Several tech companies, such as Google and Apple, have recently delayed their return dates from September to October. The ride-hailing company Lyft pushed back its return-to-office date by six months to Feb. 2, 2022. The New York Times has indefinitely postponed its plans to return to the office.

Realogy CEO Ryan Schneider told CNBC that the brokerage is renovating its New Jersey headquarters to embrace hybrid work for the long haul. “We’re knocking down walls pretty soon, and we’re making it into a much more collaborative space,” Schneider says. “Instead of having 1,000 people a day here, we want 250 a day here, but to do a collaboration.”

Some companies—recognizing that some employees are ready to return to work in person at an office—are giving their staff members the option to decide.
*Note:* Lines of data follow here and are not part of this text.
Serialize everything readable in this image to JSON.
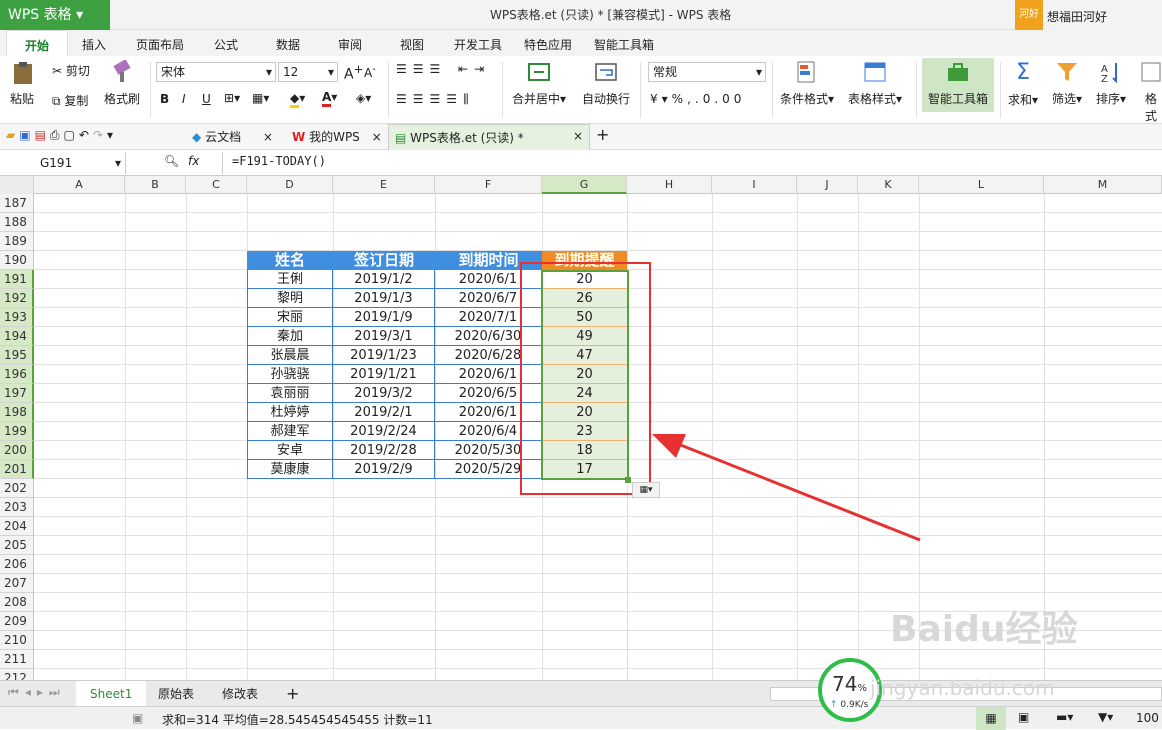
{
  "app": {
    "name": "WPS 表格",
    "window_title": "WPS表格.et (只读) * [兼容模式] - WPS 表格",
    "user_badge": "河好",
    "user_name": "想福田河好"
  },
  "ribbon_tabs": [
    "开始",
    "插入",
    "页面布局",
    "公式",
    "数据",
    "审阅",
    "视图",
    "开发工具",
    "特色应用",
    "智能工具箱"
  ],
  "ribbon": {
    "paste": "粘贴",
    "cut": "剪切",
    "copy": "复制",
    "format_painter": "格式刷",
    "font": "宋体",
    "size": "12",
    "merge_center": "合并居中",
    "wrap": "自动换行",
    "number_format": "常规",
    "cond_format": "条件格式",
    "table_style": "表格样式",
    "smart_toolbox": "智能工具箱",
    "sum": "求和",
    "filter": "筛选",
    "sort": "排序",
    "format": "格式"
  },
  "doc_tabs": [
    "云文档",
    "我的WPS",
    "WPS表格.et (只读) *"
  ],
  "formula_bar": {
    "cell_ref": "G191",
    "fx": "fx",
    "formula": "=F191-TODAY()"
  },
  "columns": [
    "A",
    "B",
    "C",
    "D",
    "E",
    "F",
    "G",
    "H",
    "I",
    "J",
    "K",
    "L",
    "M"
  ],
  "rows": [
    187,
    188,
    189,
    190,
    191,
    192,
    193,
    194,
    195,
    196,
    197,
    198,
    199,
    200,
    201,
    202,
    203,
    204,
    205,
    206,
    207,
    208,
    209,
    210,
    211,
    212
  ],
  "table": {
    "headers": [
      "姓名",
      "签订日期",
      "到期时间",
      "到期提醒"
    ],
    "data": [
      [
        "王俐",
        "2019/1/2",
        "2020/6/1",
        "20"
      ],
      [
        "黎明",
        "2019/1/3",
        "2020/6/7",
        "26"
      ],
      [
        "宋丽",
        "2019/1/9",
        "2020/7/1",
        "50"
      ],
      [
        "秦加",
        "2019/3/1",
        "2020/6/30",
        "49"
      ],
      [
        "张晨晨",
        "2019/1/23",
        "2020/6/28",
        "47"
      ],
      [
        "孙骁骁",
        "2019/1/21",
        "2020/6/1",
        "20"
      ],
      [
        "袁丽丽",
        "2019/3/2",
        "2020/6/5",
        "24"
      ],
      [
        "杜婷婷",
        "2019/2/1",
        "2020/6/1",
        "20"
      ],
      [
        "郝建军",
        "2019/2/24",
        "2020/6/4",
        "23"
      ],
      [
        "安卓",
        "2019/2/28",
        "2020/5/30",
        "18"
      ],
      [
        "莫康康",
        "2019/2/9",
        "2020/5/29",
        "17"
      ]
    ]
  },
  "sheets": [
    "Sheet1",
    "原始表",
    "修改表"
  ],
  "status": {
    "text": "求和=314  平均值=28.545454545455  计数=11",
    "zoom": "100"
  },
  "speed": {
    "percent": "74",
    "unit": "%",
    "rate": "0.9K/s"
  },
  "watermark": {
    "text": "Baidu经验",
    "url": "jingyan.baidu.com"
  }
}
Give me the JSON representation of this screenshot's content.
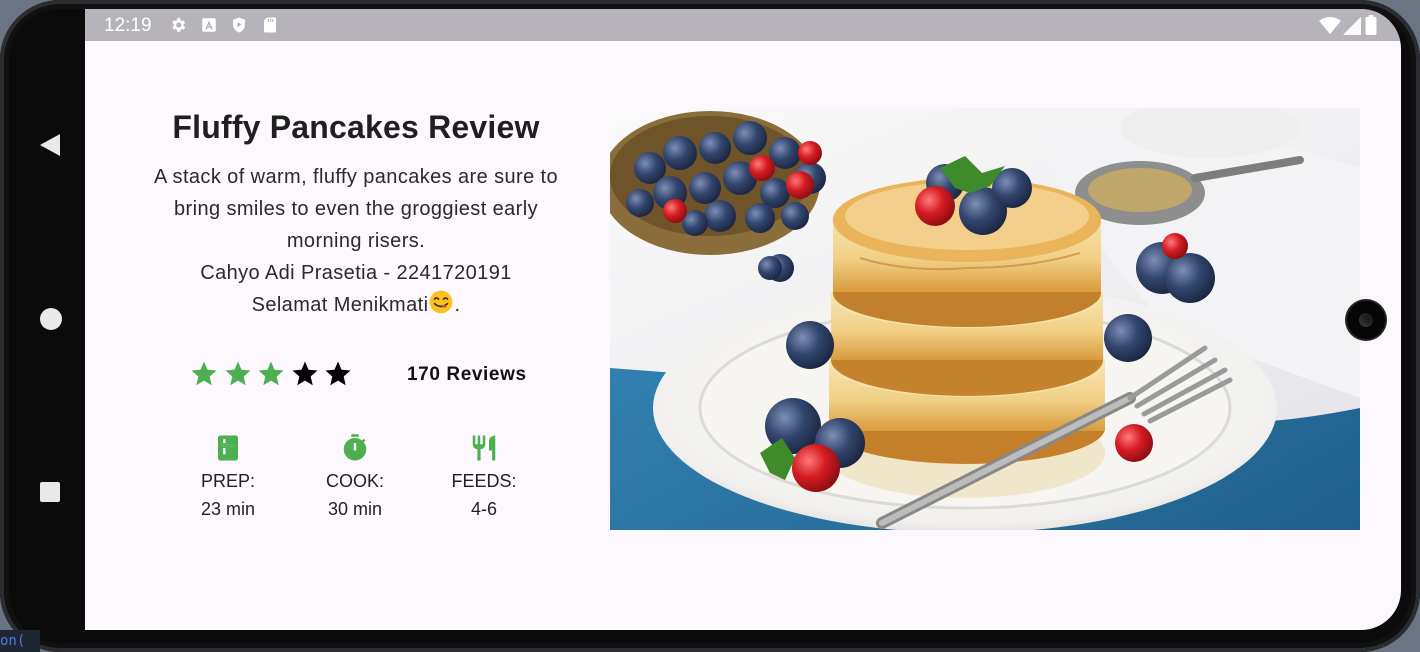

But companies may limit that invitation, however, to the vaccinated and to those who wear a mask.

The Centers for Disease Control and Prevention has recently updated its guidance on indoor masking. In that vein, Walmart, the nation’s largest private employer, is requiring all its employees to wear masks in the areas most affected by the delta variant. Other companies are following suit.

“As organizations push return dates out further, there will be a greater need for flexibility on return-to-office requirements,” George Penn, vice president of HR practices at the enterprise research firm Gartner, told CNBC. “If the company is performing well and individual employees are performing well remotely, many will beg the question ‘why are you mandating a return?’ ”

Penn predicts that many organizations may consider a shorter-term delay than a longer one, such as Lyft’s six-month extension.

Workers back in the office or anticipating a return soon report they are most concerned about getting sick from COVID-19 and losing flexibility in their workday, according to the June McKinsey report. “People want to be assured that precautions are maintained and they aren’t being forced back to work for the sake of the bottom line,” Bruce Y. Lee, professor at the CUNY Graduate School of Public Health & Health Policy, told CNBC.